Spicer’s outburst was a deliberate departure from the traditional and expected functions of the White House press secretary. Their job is to brief the correspondents on the daily appointment schedule of POTUS and to provide a sourced outline of the President’s quotable positions on the issues of the day — everything from nuclear weapons to the Thanksgiving turkey.

But what Spicer delivered, instead, was a bilious broadside aimed at the credibility of the journalists in front of him in that small, stuffy room. It was unvarnished provocation.

For their part it is important here to understand the fundamental difference between the role and duties of the White House press gang and our own gallery correspondents in Canberra. Our gallery slaves report — or are expected to report — on the whole process of federal government, of which the deeds and words of the Prime Minister form just one part.

But the White House corps covers the President only, and, as the world is quickly learning, the immense executive powers of America’s president are quite separate from those of the Senate and Congress.

What POTUS does or says every day is hard news, and his press secretary is the vital conduit to get that word out to the daily media, with whatever spin the White House inner circle prescribes.

Spicer, presumably with Trump’s approval, has now turned that all that upside down. He’s giving perhaps the world’s most exclusive cohort of political reporters a nasty Washington version of Media Watch, garnished with persecution paranoia but none of the light humour normally associated with these briefings.

In fact, he’s spoiling for a fight. This was his opening salvo:

“There’s been a lot of talk in the media about the responsibility to hold Donald Trump accountable. And I’m here to tell you it goes two ways. We’re going to hold the press accountable as well.”

It is as if Team Trump still haven’t accepted that the bare-knuckle tactics of the campaign are behind them, and that they are now being paid to help run a very large and complex democracy. Dog fights with the media should be off the agenda.

Yet towards the end of his extraordinary broadside Spicer could snarl that the media were so hopelessly inaccurate and biased that they were on notice that Trump might sidestep them completely.

“As long as he serves as the messenger for this incredible movement he will take his message directly to the American people.”

Quite how he proposes to do this without the media’s help is something of a mystery. Simplistic slogans may look powerful on social media but they don’t get anything done. Effective government will always require the communication of policies that cannot properly be explained or justified within the 140 characters of a Twitter post.

More interesting, from the standpoint of professional journalism, is what the response of the White House press corps should be. My first reaction, while listening to Spicer’s tirade, was to shout at the radio: “Why don’t you all just get up and walk out?” His attack was so contemptuous that surely any journalist who takes pride in their job would refuse to remain in the room.

But, on reflection, mine was a rather Australian response.

The awe and respect with which the office of President is treated in America is close to unconditional. A nation that can still describe a bumbling B-movie actor with early onset Alzheimers as one of their “great” presidents doesn’t blow raspberries at the incoming Commander in Chief — even if it’s Donald Trump.

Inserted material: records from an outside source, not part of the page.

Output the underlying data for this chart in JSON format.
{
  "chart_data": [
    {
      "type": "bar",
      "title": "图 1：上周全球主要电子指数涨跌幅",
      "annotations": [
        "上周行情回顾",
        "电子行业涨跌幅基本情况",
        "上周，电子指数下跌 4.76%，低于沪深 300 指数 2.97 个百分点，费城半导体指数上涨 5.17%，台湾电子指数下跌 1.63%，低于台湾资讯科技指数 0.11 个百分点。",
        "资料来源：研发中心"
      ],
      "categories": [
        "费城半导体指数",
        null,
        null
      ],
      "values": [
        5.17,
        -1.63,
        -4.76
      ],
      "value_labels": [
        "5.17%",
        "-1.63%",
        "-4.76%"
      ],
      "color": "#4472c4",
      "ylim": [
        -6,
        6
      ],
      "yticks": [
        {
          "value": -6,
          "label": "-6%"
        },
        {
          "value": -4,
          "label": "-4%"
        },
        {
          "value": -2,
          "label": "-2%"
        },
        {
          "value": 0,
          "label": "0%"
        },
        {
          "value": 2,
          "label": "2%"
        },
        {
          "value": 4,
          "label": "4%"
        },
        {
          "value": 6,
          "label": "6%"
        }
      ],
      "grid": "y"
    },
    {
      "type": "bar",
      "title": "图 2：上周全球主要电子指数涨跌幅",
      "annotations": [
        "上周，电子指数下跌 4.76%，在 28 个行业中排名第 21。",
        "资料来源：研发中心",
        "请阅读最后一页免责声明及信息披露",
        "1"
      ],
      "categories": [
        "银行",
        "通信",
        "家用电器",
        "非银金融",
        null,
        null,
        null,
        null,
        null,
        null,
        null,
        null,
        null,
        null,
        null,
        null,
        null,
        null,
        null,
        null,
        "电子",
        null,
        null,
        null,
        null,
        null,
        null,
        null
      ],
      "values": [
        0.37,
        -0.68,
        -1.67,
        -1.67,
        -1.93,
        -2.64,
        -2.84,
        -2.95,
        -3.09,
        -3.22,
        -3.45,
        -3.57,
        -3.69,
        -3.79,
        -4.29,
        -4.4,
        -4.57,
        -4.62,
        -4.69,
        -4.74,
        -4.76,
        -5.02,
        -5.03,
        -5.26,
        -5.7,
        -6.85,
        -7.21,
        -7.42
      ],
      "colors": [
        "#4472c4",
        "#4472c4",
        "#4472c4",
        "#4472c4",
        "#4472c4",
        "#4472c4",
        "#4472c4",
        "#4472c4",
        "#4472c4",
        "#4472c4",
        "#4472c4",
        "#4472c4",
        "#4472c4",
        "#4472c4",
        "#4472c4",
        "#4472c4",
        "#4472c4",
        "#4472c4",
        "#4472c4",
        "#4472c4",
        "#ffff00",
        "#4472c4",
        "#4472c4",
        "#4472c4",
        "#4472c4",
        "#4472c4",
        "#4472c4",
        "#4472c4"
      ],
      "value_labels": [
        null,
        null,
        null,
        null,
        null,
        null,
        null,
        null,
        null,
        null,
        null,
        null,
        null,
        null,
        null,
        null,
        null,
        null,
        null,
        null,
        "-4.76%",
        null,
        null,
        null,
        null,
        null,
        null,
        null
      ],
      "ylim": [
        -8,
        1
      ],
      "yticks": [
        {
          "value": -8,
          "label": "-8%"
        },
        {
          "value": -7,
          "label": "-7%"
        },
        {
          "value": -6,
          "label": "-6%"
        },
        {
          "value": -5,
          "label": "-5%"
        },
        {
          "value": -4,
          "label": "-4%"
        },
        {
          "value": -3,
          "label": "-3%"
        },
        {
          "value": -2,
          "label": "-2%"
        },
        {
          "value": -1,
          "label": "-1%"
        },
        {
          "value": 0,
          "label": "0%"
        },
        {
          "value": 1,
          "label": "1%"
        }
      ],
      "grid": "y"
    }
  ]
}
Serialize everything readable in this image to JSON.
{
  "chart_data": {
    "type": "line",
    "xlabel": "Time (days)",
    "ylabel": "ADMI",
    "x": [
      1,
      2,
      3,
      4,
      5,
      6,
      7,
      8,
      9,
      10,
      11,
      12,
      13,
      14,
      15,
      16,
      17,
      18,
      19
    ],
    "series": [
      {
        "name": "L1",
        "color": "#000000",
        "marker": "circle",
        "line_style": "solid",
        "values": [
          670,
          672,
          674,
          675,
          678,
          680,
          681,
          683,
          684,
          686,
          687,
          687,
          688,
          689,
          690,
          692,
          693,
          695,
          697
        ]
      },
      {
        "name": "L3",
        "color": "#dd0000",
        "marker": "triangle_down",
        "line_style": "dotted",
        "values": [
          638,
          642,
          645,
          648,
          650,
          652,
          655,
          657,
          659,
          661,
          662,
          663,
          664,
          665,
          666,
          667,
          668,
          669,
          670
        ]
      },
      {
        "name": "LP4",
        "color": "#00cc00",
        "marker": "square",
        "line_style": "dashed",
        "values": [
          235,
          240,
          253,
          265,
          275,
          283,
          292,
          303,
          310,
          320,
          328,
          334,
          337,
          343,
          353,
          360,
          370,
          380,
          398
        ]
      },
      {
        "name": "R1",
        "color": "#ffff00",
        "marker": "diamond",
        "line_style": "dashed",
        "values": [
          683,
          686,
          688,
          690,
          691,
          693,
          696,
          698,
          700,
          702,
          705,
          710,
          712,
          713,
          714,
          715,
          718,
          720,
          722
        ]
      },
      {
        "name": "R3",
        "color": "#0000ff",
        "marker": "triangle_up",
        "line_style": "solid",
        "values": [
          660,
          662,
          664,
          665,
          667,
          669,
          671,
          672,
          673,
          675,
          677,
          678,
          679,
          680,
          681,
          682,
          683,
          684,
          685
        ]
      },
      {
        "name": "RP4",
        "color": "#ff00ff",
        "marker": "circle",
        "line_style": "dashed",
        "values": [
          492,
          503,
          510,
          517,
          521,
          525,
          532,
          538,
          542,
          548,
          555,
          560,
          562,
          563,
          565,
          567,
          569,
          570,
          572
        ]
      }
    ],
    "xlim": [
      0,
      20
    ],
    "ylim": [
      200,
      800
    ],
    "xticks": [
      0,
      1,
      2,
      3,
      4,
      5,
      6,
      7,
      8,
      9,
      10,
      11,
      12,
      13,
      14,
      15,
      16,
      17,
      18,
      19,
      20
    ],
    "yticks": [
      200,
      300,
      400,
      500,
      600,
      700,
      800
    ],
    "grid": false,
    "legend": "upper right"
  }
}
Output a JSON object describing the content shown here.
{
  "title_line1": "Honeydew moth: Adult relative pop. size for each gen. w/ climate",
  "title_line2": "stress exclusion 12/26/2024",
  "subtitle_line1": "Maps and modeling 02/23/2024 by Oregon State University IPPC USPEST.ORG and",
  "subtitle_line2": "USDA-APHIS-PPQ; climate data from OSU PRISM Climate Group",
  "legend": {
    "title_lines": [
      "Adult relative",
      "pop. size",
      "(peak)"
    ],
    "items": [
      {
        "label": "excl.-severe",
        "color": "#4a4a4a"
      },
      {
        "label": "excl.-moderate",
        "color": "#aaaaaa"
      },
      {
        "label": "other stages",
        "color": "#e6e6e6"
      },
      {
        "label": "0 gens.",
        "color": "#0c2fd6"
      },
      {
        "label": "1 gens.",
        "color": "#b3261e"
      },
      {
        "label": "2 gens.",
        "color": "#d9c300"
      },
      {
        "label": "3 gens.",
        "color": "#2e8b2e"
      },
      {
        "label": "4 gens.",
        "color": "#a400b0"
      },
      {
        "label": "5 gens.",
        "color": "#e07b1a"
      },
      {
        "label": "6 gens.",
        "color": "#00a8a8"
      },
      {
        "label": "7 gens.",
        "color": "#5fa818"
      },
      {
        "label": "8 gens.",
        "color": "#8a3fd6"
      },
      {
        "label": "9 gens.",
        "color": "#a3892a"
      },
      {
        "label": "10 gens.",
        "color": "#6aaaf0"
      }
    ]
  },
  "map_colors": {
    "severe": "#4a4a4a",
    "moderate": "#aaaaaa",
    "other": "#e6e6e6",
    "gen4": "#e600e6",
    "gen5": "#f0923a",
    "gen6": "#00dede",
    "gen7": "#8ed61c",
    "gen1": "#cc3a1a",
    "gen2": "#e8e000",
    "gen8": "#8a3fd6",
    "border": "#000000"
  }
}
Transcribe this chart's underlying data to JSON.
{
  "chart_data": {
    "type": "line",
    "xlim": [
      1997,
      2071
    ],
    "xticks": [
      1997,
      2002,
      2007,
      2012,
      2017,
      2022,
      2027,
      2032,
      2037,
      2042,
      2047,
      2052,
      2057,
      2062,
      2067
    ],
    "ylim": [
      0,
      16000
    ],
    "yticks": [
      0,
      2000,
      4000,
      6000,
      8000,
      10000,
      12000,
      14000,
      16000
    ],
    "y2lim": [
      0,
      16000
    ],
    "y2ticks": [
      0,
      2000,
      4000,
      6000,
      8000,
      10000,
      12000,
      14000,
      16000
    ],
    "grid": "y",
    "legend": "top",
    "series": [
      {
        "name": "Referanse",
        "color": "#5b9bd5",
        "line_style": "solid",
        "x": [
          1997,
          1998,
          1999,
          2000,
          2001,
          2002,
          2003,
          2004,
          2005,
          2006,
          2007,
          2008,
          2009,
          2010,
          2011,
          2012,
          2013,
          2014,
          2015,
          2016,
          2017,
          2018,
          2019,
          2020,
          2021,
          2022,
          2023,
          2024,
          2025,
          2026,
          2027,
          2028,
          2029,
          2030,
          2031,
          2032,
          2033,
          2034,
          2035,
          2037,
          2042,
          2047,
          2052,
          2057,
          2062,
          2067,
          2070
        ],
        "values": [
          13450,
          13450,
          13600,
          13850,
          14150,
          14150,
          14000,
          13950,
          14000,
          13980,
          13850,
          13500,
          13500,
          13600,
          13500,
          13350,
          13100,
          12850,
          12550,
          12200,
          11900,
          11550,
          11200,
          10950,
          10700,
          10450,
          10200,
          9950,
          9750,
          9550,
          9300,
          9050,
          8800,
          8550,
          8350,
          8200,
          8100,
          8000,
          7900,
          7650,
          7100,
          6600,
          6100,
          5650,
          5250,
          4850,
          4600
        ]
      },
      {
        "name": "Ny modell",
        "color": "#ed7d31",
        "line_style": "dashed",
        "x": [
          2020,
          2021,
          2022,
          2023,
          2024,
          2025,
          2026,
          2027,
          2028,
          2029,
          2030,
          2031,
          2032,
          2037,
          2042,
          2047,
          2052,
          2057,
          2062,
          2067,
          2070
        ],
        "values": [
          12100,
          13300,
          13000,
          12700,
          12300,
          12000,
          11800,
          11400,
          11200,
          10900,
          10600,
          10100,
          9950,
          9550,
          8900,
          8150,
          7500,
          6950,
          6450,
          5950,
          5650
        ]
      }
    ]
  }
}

Canberra is an altogether more cynical, less reverential, working environment. Our Prime Ministers have none of the executive powers of a US president, and their rank alone earns them little automatic respect from the media. It has to be earned, as it should be.

And part of that process is the understanding that politicians in Australia — including the Prime Minister — will do their own media conferences and respond to direct questions.